27 December 1999
Finding a Subletter
The first one only called because he had had a fight with
his wife and was making the gesture of finding her a new apartment to
prove some point. He referred to her in grumpy tones. I was a trifle
disgusted.
The next two arrived at my doorstep at the same time such
that it was impossible to address the serious one, whom I later realized
was a dancer who had been in a performance with me recently. Instead,
the college kid with the cocky strut that seemed like a chronic walking
impediment only wanted to ask me about my records. His only problem
with the place was that it was too far from campus. Yeah, I thought,
this is a nice neighborhood.
A message on my voice mail reciting a litany of questions:
AC? no Laundry? no Parking? oh yeah, lots of parking
Then came the woman with the voucher. When I opened the
door to let her in she freaked in terror: "Oh my God I'm scared
of cats!" I hadn't anticipated this, and, confused, stepped out
into the hall and closed the door to the apartment behind me. Good salesmanship
failed me: "Well, if you're afraid of cats, then my over-friendly
cats are really really going to upset you. I guess I shouldn't show
you the apartment."
Then came an elderly couple - rural - escorting their
strange, 30-something spinster daughter with wide, frightened, evangelical
eyes, who explained in earnest that her grandfather had lived in the
building in the 20's and that they had always wanted to see the inside
of it. They asked me questions about my belongings. "No, I'm not
an art student. So, are you guys actually looking for an apartment,
or do you just scan the ads every week hoping for a chance to see the
inside of this building?" The old man said that he and his wife
were looking for an apartment "for her" - referring to the
daughter. I wondered how many years they had been looking.

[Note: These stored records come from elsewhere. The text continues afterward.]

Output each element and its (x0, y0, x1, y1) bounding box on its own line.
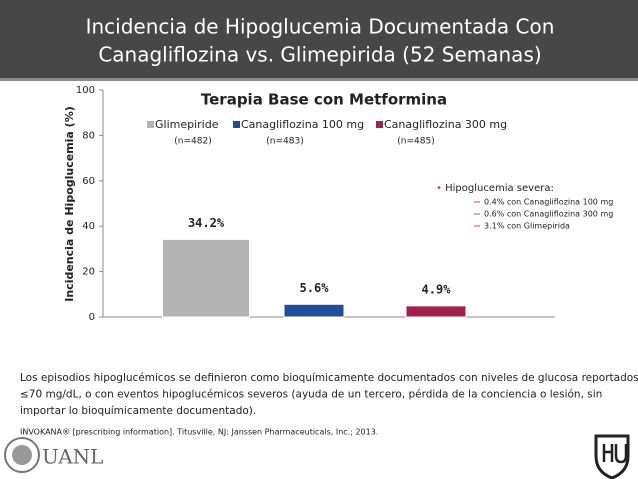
y-tick-label: 60 (82, 176, 95, 187)
footnote-line: ≤70 mg/dL, o con eventos hipoglucémicos … (20, 389, 602, 401)
annotation-heading: • Hipoglucemia severa: (436, 183, 554, 194)
y-tick-label: 100 (76, 85, 95, 96)
annotation-item: 0.6% con Canagliflozina 300 mg (484, 210, 613, 219)
y-tick-label: 20 (82, 267, 95, 278)
legend-swatch (376, 121, 383, 128)
legend-label: Canagliflozina 300 mg (384, 118, 507, 131)
header-title: Incidencia de Hipoglucemia Documentada C… (86, 15, 555, 39)
header-title: Canagliflozina vs. Glimepirida (52 Seman… (98, 43, 541, 67)
chart-title: Terapia Base con Metformina (201, 91, 447, 109)
y-tick-label: 80 (82, 130, 95, 141)
uanl-logo: UANL (4, 437, 103, 473)
annotation-heading-text: Hipoglucemia severa: (445, 183, 554, 194)
value-label: 4.9% (422, 282, 452, 296)
bar (405, 305, 467, 318)
value-label: 5.6% (300, 281, 330, 295)
footnote-line: importar lo bioquímicamente documentado)… (20, 405, 256, 417)
annotation-item: 3.1% con Glimepirida (484, 222, 570, 231)
header-rule (0, 78, 638, 81)
annotation-item: 0.4% con Canagliflozina 100 mg (484, 198, 613, 207)
y-tick-label: 40 (82, 221, 95, 232)
header-band (0, 0, 638, 80)
legend-label: Glimepiride (155, 118, 219, 131)
legend-label: Canagliflozina 100 mg (241, 118, 364, 131)
reference: INVOKANA® [prescribing information]. Tit… (20, 428, 378, 437)
legend-sample: (n=483) (266, 137, 303, 147)
y-tick-label: 0 (89, 312, 95, 323)
legend-swatch (233, 121, 240, 128)
bar (283, 303, 345, 318)
logo-text: UANL (42, 445, 103, 469)
legend-sample: (n=485) (397, 137, 434, 147)
legend-swatch (147, 121, 154, 128)
value-label: 34.2% (188, 216, 225, 230)
y-axis-label: Incidencia de Hipoglucemia (%) (63, 106, 76, 302)
legend-sample: (n=482) (174, 137, 211, 147)
footnote-line: Los episodios hipoglucémicos se definier… (20, 372, 638, 384)
footnote: Los episodios hipoglucémicos se definier… (20, 372, 638, 417)
bar (162, 238, 250, 318)
hu-logo (594, 434, 630, 479)
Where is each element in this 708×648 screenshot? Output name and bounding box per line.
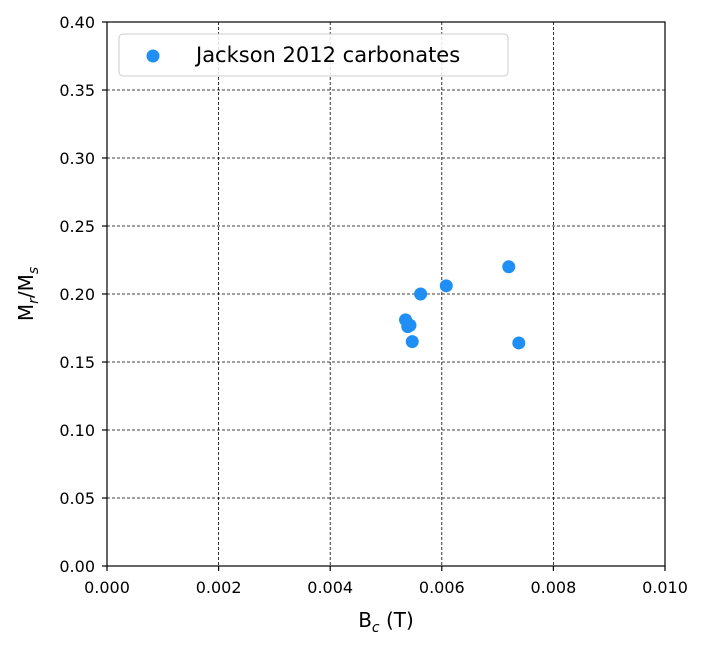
legend-box [118,33,509,77]
y-tick-label: 0.10 [59,421,95,440]
y-tick-label: 0.40 [59,13,95,32]
data-point [403,318,417,332]
y-tick-label: 0.15 [59,353,95,372]
grid-lines [106,21,666,567]
y-tick-label: 0.35 [59,81,95,100]
x-axis-label: Bc (T) [358,608,414,636]
x-tick-label: 0.000 [84,578,130,597]
legend-label: Jackson 2012 carbonates [194,43,460,67]
legend: Jackson 2012 carbonates [118,33,509,77]
plot-frame [106,21,666,567]
legend-marker [146,49,160,63]
data-point [502,260,516,274]
x-tick-label: 0.008 [530,578,576,597]
data-point [439,279,453,293]
x-tick-label: 0.010 [642,578,688,597]
data-point [512,336,526,350]
data-point [405,335,419,349]
y-tick-label: 0.25 [59,217,95,236]
y-tick-label: 0.05 [59,489,95,508]
y-tick-label: 0.30 [59,149,95,168]
x-tick-label: 0.006 [419,578,465,597]
y-axis-label: Mr/Ms [14,267,42,321]
data-points [399,260,526,350]
y-tick-label: 0.20 [59,285,95,304]
x-tick-label: 0.002 [196,578,242,597]
y-tick-label: 0.00 [59,557,95,576]
x-tick-label: 0.004 [307,578,353,597]
axis-ticks: 0.000 0.002 0.004 0.006 0.008 0.010 0.00 0.05 0.… [59,13,688,597]
data-point [414,287,428,301]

My bad luck seemed about to break when I spoke to a woman
on the phone at her job at Human Kinetics. She seemed very enthusiastic.

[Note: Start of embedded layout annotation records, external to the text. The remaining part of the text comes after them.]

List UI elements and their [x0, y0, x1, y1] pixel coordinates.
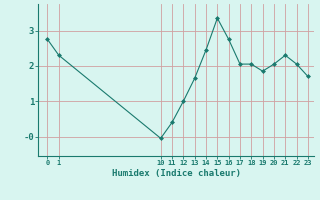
X-axis label: Humidex (Indice chaleur): Humidex (Indice chaleur) [111, 169, 241, 178]
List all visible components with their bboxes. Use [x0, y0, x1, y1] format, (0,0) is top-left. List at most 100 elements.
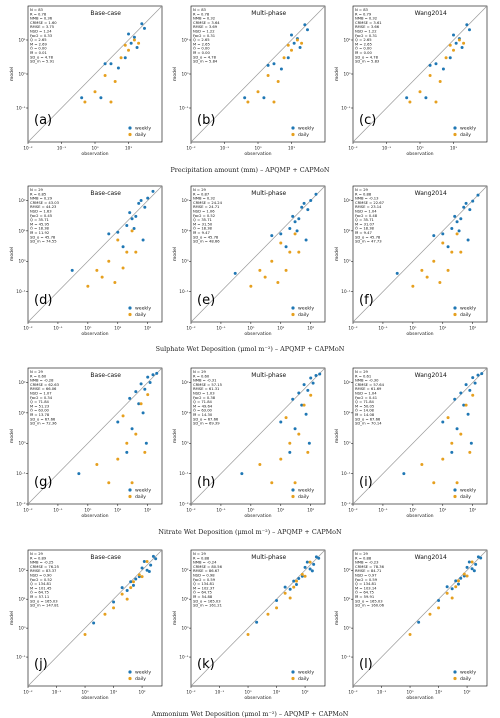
y-tick-label: 10¹ [343, 38, 350, 43]
point-weekly [450, 587, 454, 591]
point-daily [143, 450, 147, 454]
panel-letter: (l) [359, 657, 373, 672]
panel-title: Base-case [90, 372, 121, 379]
x-tick-label: 10¹ [439, 326, 446, 331]
scatter-plot-i: 10⁻² 10⁻¹ 10⁰ 10¹ 10² 10⁻² 10⁻¹ 10⁰ 10¹ 10² observ… [334, 367, 488, 519]
point-daily [137, 41, 141, 45]
y-axis-label: model [172, 67, 178, 81]
stat-line: Ō = 134.81 [193, 581, 214, 586]
x-tick-label: 10² [139, 690, 146, 695]
x-tick-label: 10⁻¹ [378, 326, 388, 331]
y-tick-label: 10¹ [18, 597, 25, 602]
legend-label-weekly: weekly [298, 126, 314, 132]
stat-line: CRMSE = 57.15 [193, 383, 223, 387]
x-tick-label: 10⁰ [416, 146, 423, 151]
point-daily [450, 596, 454, 600]
y-tick-label: 10² [18, 568, 25, 573]
point-weekly [116, 230, 120, 234]
x-tick-label: 10¹ [450, 146, 457, 151]
point-daily [446, 416, 450, 420]
stat-line: SD_m = 5.91 [30, 60, 54, 64]
panel-j: 10⁻² 10⁻¹ 10⁰ 10¹ 10² 10⁻¹ 10⁰ 10¹ 10² observatio… [8, 546, 166, 704]
point-weekly [302, 201, 306, 205]
point-daily [470, 560, 474, 564]
point-daily [464, 403, 468, 407]
point-daily [459, 432, 463, 436]
point-weekly [137, 402, 141, 406]
point-daily [103, 612, 107, 616]
point-daily [428, 74, 432, 78]
point-weekly [279, 420, 283, 424]
point-weekly [462, 403, 466, 407]
panel-letter: (i) [359, 475, 373, 490]
stat-line: NMB = 0.32 [193, 197, 215, 201]
point-daily [288, 596, 292, 600]
y-tick-label: 10⁻² [179, 502, 189, 507]
point-weekly [298, 46, 302, 50]
point-weekly [405, 96, 409, 100]
stat-line: M̃ = 0.00 [355, 50, 372, 55]
point-weekly [262, 96, 266, 100]
stat-line: Õ = 18.38 [193, 226, 213, 231]
stat-line: SD_o = 165.03 [355, 599, 383, 603]
point-weekly [294, 583, 298, 587]
x-tick-label: 10¹ [435, 690, 442, 695]
stat-line: Õ = 64.75 [193, 590, 213, 595]
point-weekly [417, 620, 421, 624]
point-weekly [149, 563, 153, 567]
panel-title: Multi-phase [251, 372, 286, 379]
point-weekly [127, 32, 130, 36]
point-daily [249, 284, 253, 288]
stat-line: M̃ = 11.92 [30, 230, 49, 235]
stat-line: M̄ = 2.69 [30, 42, 47, 47]
stat-line: RMSE = 24.71 [193, 205, 219, 209]
stat-line: CRMSE = 80.56 [193, 565, 223, 569]
x-tick-label: 10⁰ [245, 690, 252, 695]
stat-line: N = 29 [355, 370, 369, 374]
legend-marker-daily [128, 132, 132, 137]
point-weekly [92, 621, 96, 625]
point-weekly [151, 189, 155, 193]
point-weekly [446, 245, 450, 249]
point-daily [441, 241, 445, 245]
stat-line: M̃ = 57.11 [30, 594, 49, 599]
panel-k: 10⁻² 10⁻¹ 10⁰ 10¹ 10² 10⁻¹ 10⁰ 10¹ 10² observatio… [171, 546, 329, 704]
point-weekly [128, 396, 132, 400]
point-weekly [255, 620, 259, 624]
point-weekly [314, 555, 318, 559]
point-weekly [240, 472, 244, 476]
stat-line: M̃ = 14.08 [355, 412, 375, 417]
scatter-plot-h: 10⁻² 10⁻¹ 10⁰ 10¹ 10² 10⁻² 10⁻¹ 10⁰ 10¹ 10² observ… [172, 367, 326, 519]
point-daily [448, 43, 452, 47]
point-weekly [125, 450, 129, 454]
stat-line: Fac2 = 0.33 [30, 34, 53, 38]
stat-line: SD_o = 67.66 [355, 417, 381, 421]
y-tick-label: 10⁰ [181, 72, 188, 77]
x-tick-label: 10⁻¹ [216, 508, 226, 513]
point-weekly [272, 62, 276, 66]
point-weekly [291, 214, 295, 218]
y-tick-label: 10⁻¹ [341, 106, 351, 111]
one-to-one-line [352, 185, 488, 323]
y-tick-label: 10² [18, 198, 25, 203]
stat-line: R = 0.88 [355, 192, 372, 196]
point-weekly [311, 381, 315, 385]
stat-line: CRMSE = 78.36 [355, 565, 385, 569]
point-weekly [151, 554, 155, 558]
stat-line: NSD = 1.63 [30, 210, 52, 214]
point-weekly [307, 441, 311, 445]
point-daily [308, 560, 312, 564]
stat-line: NMB = -0.23 [355, 561, 379, 565]
y-tick-label: 10² [18, 380, 25, 385]
point-weekly [464, 201, 468, 205]
x-tick-label: 10¹ [439, 508, 446, 513]
legend-marker-daily [128, 676, 132, 681]
point-weekly [300, 403, 304, 407]
point-daily [468, 450, 472, 454]
stat-line: R = 0.60 [193, 374, 210, 378]
y-axis-label: model [334, 247, 340, 261]
stat-line: Õ = 0.00 [355, 46, 372, 51]
point-daily [266, 74, 270, 78]
y-tick-label: 10¹ [343, 228, 350, 233]
y-tick-label: 10⁰ [181, 441, 188, 446]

Until I told her about the great view and she discovered that I lived
on the 3rd floor: "I have a piano." Memories flashed through
my mind of moving in: Paul and I trying to wrestle the couch around
the bend in the narrow stairway. Good salesmanship again failed me.
"Well, if you have a piano, maybe you better not live here."

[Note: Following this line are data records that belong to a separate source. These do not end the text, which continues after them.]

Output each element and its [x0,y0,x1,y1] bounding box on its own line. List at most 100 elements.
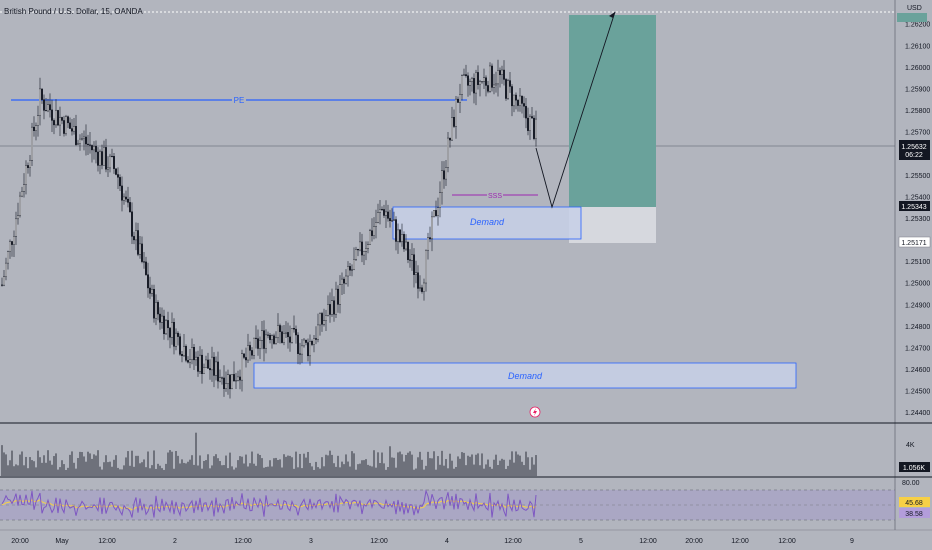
candle-body [327,304,330,316]
volume-bar [393,457,395,476]
candle-body [138,243,141,255]
stop-price-label: 1.25343 [901,204,926,211]
candle-body [315,338,318,340]
candle-body [527,117,530,131]
candle-body [341,278,344,285]
candle-body [3,276,6,286]
volume-bar [465,465,467,476]
candle-body [82,136,85,139]
volume-bar [89,453,91,476]
candle-body [279,325,282,332]
volume-bar [161,468,163,476]
demand-lower-label: Demand [508,371,543,381]
demand-zone-lower[interactable] [253,362,797,389]
volume-bar [403,461,405,476]
candle-body [275,337,278,344]
price-axis[interactable] [895,0,932,530]
candle-body [194,356,197,361]
candle-body [102,147,105,166]
candle-body [445,167,448,180]
candle-body [114,168,117,175]
volume-bar [209,468,211,476]
stop-zone[interactable] [569,207,656,243]
candle-body [313,338,316,345]
candle-body [269,334,272,340]
volume-bar [399,451,401,476]
target-zone[interactable] [569,15,656,207]
volume-bar [77,457,79,476]
candle-body [259,340,262,349]
volume-bar [59,467,61,476]
volume-bar [235,467,237,476]
volume-bar [491,468,493,476]
candle-body [357,249,360,251]
candle-body [397,229,400,242]
volume-bar [109,461,111,476]
volume-bar [513,462,515,476]
volume-bar [33,461,35,476]
candle-body [273,335,276,344]
volume-bar [391,457,393,476]
candle-body [55,110,58,126]
candle-body [242,353,245,358]
projection-path[interactable] [535,11,616,209]
volume-bar [365,459,367,476]
candle-body [301,345,304,355]
candle-body [317,324,320,340]
volume-bar [199,455,201,476]
candle-body [4,262,7,277]
time-axis[interactable]: 20:00 May 12:00 2 12:00 3 12:00 4 12:00 5 12:00 20:… [11,538,854,545]
volume-bar [151,465,153,476]
volume-bar [275,457,277,476]
volume-bar [363,460,365,476]
volume-bar [7,465,9,476]
price-tick-label: 1.26000 [905,65,930,72]
volume-bar [95,455,97,476]
candle-body [156,302,159,315]
demand-zone-upper[interactable] [392,206,582,240]
volume-bar [37,450,39,476]
candle-body [128,202,131,213]
candle-body [379,209,382,213]
candle-body [265,334,268,349]
volume-bar [189,459,191,476]
candle-body [150,289,153,294]
candle-body [64,116,67,134]
volume-bar [25,456,27,476]
candle-body [469,81,472,86]
candle-body [180,354,183,356]
volume-bar [65,469,67,476]
price-tick-label: 1.25000 [905,281,930,288]
volume-bar [427,451,429,476]
volume-bar [385,469,387,476]
candle-body [345,275,348,284]
volume-bar [449,453,451,476]
sss-label-bg [487,190,503,200]
volume-bar [21,451,23,476]
volume-bar [147,451,149,476]
candle-body [443,170,446,180]
volume-bar [39,457,41,476]
volume-bar [319,468,321,476]
volume-bar [381,452,383,476]
price-tick-label: 1.26100 [905,43,930,50]
volume-bar [159,465,161,476]
candle-body [80,138,83,140]
volume-bar [101,469,103,476]
candle-body [190,347,193,360]
time-tick-label: 3 [309,538,313,545]
candle-body [285,332,288,334]
volume-bar [345,454,347,476]
candle-body [393,219,396,221]
volume-bar [169,450,171,476]
candle-body [311,341,314,345]
volume-bar [453,468,455,476]
candle-body [471,78,474,82]
candle-body [323,320,326,325]
candle-body [287,332,290,338]
volume-bar [47,450,49,476]
sss-label: SSS [488,193,502,200]
volume-bar [85,461,87,476]
volume-bar [423,469,425,476]
volume-bar [197,465,199,476]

Alicia is a very friendly student of Eastern European
studies, transferring to the U of I from ISU. I'm quite sure my landlord
will like her, and will tear up my lease and sign a new lease with her.
I am sure he will do this because she has money, and because she is
a young woman with an accent. It's a nice accent: he might even try
to fix the place up. She and I spoke for some time, it was enjoyable.
She was the first person I had showed the place to who struck me as
sane. On her way out, she paused beside the litterbox where Woofy was
crouched, face intent.
"Stinky kitty," she said, not disapprovingly.
And so ended my life at 104 S. Grove, where much Unknown
was written, where Newspoetry began, and where my life accumulated power
and purpose after a decade of struggle. And so also may end, with any
luck, my life as a refugee tenant, fleeing from one rundown room to
the next, a permanantly transient ghost confined to the borders of Champaign
County, but, spiritually, homeless.
It's been a great year and a great way to end it. When
I have swept and mopped the apartment and I shut the door behind me
for the last time - well, that will be closure. Literally.